La luminaria de la mirada interior

Las desgracias nunca vienen solas. Abyssus abyssum invocat. No me quedo alicorto ni contrito en la afirmación. Engolfarse en los minuetos de la euforia equivale a rastrear una tentativa siempre ilusoria. La vida está sustentada por el trípode de las alegrías –por lo común prefabricadas a partir de nuestras insondables búsquedas- y por los arrabales de los infortunios –cuya tronera suena siempre a sus anchas sin encomendarse ni a Dios ni al diablo- y por la sementera la cotidianidad –esa arquitectura de continuo inconclusa que se expande y se dispersa a la chita callando-. Alegrías, infortunios y cotidianidad sueldan la prófuga aritmética de nuestra existencia.
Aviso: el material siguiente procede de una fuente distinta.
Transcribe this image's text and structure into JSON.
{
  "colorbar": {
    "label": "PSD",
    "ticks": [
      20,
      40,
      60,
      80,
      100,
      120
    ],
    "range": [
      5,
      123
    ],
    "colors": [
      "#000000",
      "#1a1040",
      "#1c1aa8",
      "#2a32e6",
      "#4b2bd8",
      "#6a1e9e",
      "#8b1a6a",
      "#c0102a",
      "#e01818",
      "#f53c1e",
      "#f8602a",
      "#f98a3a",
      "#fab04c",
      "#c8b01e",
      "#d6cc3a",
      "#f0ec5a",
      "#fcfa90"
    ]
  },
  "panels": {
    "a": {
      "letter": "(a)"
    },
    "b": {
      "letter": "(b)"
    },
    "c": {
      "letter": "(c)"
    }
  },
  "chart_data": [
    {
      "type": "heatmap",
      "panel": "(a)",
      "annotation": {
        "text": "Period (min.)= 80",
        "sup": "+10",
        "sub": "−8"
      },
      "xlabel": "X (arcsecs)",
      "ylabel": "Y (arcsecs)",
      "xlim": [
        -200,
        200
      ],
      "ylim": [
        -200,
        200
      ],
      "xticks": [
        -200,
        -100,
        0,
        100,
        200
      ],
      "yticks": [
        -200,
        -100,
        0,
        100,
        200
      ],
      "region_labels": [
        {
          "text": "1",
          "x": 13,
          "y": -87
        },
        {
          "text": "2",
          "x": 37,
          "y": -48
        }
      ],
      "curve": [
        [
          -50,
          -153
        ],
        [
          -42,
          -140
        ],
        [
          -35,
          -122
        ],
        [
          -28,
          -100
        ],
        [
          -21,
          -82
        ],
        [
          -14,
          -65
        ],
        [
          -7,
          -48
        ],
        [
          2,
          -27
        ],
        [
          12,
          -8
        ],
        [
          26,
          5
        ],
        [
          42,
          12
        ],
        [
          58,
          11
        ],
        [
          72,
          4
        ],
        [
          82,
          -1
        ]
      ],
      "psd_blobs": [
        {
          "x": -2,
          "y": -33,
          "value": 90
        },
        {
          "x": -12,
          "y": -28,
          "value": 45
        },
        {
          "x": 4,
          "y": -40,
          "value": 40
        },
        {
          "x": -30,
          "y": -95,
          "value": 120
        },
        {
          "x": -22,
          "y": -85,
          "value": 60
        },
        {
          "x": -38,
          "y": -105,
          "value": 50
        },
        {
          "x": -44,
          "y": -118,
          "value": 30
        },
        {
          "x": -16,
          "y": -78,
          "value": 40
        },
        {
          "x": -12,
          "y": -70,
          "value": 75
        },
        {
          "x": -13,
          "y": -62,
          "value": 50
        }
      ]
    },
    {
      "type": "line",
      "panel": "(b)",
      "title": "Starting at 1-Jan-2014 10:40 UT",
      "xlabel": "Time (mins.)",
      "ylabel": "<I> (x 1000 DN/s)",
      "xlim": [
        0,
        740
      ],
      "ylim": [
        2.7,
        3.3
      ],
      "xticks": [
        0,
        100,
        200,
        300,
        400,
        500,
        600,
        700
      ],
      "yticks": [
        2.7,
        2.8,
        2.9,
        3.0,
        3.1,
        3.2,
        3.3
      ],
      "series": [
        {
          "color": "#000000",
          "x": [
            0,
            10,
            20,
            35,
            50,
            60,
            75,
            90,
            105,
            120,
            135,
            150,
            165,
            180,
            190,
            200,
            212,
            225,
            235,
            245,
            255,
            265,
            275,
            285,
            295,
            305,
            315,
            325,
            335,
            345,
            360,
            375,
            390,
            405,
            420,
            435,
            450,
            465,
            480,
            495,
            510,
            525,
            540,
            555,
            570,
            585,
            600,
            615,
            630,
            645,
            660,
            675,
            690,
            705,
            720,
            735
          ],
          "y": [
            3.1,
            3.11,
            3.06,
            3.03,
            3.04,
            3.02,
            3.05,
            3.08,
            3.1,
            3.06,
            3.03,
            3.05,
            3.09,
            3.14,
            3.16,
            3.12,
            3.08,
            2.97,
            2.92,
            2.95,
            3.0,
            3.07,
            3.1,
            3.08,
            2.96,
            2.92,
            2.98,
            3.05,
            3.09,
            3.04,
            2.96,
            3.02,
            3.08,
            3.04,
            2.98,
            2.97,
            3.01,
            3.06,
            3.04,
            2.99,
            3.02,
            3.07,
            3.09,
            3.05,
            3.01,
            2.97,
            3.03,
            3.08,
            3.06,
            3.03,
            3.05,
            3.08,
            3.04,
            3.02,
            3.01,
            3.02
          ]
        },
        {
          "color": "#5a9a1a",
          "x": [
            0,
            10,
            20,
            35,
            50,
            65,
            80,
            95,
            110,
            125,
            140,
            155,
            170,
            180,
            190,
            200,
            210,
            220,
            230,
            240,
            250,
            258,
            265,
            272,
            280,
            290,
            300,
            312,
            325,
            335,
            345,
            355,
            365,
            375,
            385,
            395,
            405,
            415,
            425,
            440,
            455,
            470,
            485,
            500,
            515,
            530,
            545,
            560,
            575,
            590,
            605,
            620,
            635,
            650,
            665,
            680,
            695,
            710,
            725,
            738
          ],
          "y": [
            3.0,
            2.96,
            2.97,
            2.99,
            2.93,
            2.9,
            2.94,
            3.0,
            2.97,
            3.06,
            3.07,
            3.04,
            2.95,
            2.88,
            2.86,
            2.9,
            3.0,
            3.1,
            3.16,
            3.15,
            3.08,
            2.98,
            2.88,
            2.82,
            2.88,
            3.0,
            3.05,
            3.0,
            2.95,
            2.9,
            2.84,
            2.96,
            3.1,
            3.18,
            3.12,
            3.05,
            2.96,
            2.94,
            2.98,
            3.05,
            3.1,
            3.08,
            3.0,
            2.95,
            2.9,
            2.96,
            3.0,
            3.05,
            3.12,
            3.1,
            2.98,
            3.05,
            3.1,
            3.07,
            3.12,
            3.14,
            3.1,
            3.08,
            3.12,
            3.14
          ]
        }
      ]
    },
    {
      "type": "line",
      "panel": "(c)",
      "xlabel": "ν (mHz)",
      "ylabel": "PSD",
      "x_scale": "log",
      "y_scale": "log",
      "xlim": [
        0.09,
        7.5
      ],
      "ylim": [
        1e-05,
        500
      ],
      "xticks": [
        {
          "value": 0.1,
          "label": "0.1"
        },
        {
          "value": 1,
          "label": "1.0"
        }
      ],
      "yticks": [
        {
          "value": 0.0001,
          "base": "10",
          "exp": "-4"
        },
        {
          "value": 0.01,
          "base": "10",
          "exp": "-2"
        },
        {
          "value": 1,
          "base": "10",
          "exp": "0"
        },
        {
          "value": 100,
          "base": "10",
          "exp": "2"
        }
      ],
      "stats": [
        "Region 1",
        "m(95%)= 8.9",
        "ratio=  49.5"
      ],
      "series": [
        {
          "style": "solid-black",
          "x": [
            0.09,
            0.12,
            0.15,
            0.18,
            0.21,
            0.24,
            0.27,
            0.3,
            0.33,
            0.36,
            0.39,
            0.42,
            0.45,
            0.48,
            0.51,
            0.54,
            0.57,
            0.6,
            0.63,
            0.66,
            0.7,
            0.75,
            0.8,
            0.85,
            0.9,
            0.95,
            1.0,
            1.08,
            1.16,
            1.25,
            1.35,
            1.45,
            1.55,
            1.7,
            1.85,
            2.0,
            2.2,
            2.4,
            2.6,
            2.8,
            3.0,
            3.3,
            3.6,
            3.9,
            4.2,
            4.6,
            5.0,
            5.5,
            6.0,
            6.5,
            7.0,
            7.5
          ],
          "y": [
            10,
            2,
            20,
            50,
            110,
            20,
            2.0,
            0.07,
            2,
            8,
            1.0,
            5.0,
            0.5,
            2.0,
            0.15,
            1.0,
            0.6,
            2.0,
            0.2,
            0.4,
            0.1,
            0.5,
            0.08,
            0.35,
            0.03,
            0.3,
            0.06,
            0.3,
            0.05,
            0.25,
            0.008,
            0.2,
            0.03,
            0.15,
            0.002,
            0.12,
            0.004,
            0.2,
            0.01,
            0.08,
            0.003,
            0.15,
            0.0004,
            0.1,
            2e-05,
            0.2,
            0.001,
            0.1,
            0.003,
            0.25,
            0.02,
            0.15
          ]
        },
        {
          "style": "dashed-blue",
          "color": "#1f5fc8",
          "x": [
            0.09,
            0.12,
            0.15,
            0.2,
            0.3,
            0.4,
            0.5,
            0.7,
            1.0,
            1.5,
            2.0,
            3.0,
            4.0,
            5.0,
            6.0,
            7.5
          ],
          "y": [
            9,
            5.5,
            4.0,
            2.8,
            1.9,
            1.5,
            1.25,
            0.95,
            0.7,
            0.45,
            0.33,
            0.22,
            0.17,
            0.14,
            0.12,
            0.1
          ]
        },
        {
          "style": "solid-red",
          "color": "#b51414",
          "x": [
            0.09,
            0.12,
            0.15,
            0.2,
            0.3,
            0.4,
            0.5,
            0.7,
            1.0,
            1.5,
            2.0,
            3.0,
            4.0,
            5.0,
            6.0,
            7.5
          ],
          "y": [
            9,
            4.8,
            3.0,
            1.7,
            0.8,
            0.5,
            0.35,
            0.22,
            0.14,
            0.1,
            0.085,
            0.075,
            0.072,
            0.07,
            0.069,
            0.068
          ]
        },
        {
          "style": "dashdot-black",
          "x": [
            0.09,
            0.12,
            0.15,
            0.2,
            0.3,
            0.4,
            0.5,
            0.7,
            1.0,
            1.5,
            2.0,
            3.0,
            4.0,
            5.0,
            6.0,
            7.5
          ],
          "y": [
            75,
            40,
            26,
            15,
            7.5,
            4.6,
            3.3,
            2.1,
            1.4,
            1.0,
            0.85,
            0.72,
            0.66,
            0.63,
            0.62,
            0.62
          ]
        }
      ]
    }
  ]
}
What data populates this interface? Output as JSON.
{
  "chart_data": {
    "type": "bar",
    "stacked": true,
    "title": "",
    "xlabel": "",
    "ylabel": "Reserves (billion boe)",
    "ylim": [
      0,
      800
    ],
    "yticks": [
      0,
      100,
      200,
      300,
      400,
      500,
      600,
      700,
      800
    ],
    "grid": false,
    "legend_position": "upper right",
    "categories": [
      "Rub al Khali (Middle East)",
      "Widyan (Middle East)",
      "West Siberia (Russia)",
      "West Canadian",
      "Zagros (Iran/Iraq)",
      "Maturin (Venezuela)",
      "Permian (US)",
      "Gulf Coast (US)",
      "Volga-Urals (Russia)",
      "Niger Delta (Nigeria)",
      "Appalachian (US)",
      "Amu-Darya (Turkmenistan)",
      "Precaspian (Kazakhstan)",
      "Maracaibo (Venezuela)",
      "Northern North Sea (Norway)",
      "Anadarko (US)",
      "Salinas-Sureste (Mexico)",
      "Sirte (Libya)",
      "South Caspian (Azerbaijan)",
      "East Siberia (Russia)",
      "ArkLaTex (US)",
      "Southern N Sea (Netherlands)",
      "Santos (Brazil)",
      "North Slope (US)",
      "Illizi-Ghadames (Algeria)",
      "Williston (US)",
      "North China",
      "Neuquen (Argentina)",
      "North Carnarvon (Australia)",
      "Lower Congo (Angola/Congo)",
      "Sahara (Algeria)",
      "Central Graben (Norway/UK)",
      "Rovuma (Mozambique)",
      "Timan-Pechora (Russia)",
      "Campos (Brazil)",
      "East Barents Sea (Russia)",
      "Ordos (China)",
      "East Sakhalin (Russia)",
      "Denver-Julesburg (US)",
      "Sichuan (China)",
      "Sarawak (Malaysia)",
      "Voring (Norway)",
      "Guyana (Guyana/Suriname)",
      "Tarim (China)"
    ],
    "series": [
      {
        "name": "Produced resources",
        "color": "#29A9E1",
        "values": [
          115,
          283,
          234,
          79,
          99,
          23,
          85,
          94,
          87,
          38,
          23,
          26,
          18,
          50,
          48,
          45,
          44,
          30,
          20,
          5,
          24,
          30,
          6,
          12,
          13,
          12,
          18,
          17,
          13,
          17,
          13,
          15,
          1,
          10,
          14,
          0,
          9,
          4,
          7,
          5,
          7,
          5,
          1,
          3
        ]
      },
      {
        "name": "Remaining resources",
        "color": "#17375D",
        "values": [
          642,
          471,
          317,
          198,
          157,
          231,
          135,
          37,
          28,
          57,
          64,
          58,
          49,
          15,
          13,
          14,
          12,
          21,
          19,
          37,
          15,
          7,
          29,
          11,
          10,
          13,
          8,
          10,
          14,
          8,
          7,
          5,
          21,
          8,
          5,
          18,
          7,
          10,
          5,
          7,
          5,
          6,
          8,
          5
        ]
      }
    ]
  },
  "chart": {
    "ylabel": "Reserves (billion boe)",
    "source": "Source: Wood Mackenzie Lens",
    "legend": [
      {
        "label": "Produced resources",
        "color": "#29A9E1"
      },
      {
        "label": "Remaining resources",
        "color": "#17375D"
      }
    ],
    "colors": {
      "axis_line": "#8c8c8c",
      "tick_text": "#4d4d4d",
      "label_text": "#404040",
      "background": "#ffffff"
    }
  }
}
Cuando el mes de diciembre –sus postrimerías- exige el recuento y la enumeración del año ido solemos andarnos por los ramajes de la sordina. No entramos a saco en la harina del costal de la autocrítica. Instituimos el pasapalabra de los tópicos, la mensajería prefabricada y los venturosos deseos del próspero año nuevo. Pero las herramientas del análisis han de actualizarse en el afilador de la propia honestidad. Un calmoso ejercicio de introspección no resulta pretencioso (sino todo lo contrario: comporta modestia a raudales). Podremos sumergirnos en el rompeolas de una palabrería sin ton ni son, en el anual y manido y por veces repetitivo balance de lo acontecido en la travesía de los últimos –o, por mejor decir, penúltimos- doce meses. Mas si aparcamos la luminaria de la mirada interior, nada obtendremos. No nos obcequemos machaconamente en las diatribas de la realidad circundante y propendamos –como la llave a la cerradura y como la cerradura a la intimidad- al repaso del yo. Con las miras puestas en un único fundamento: ser mejor persona.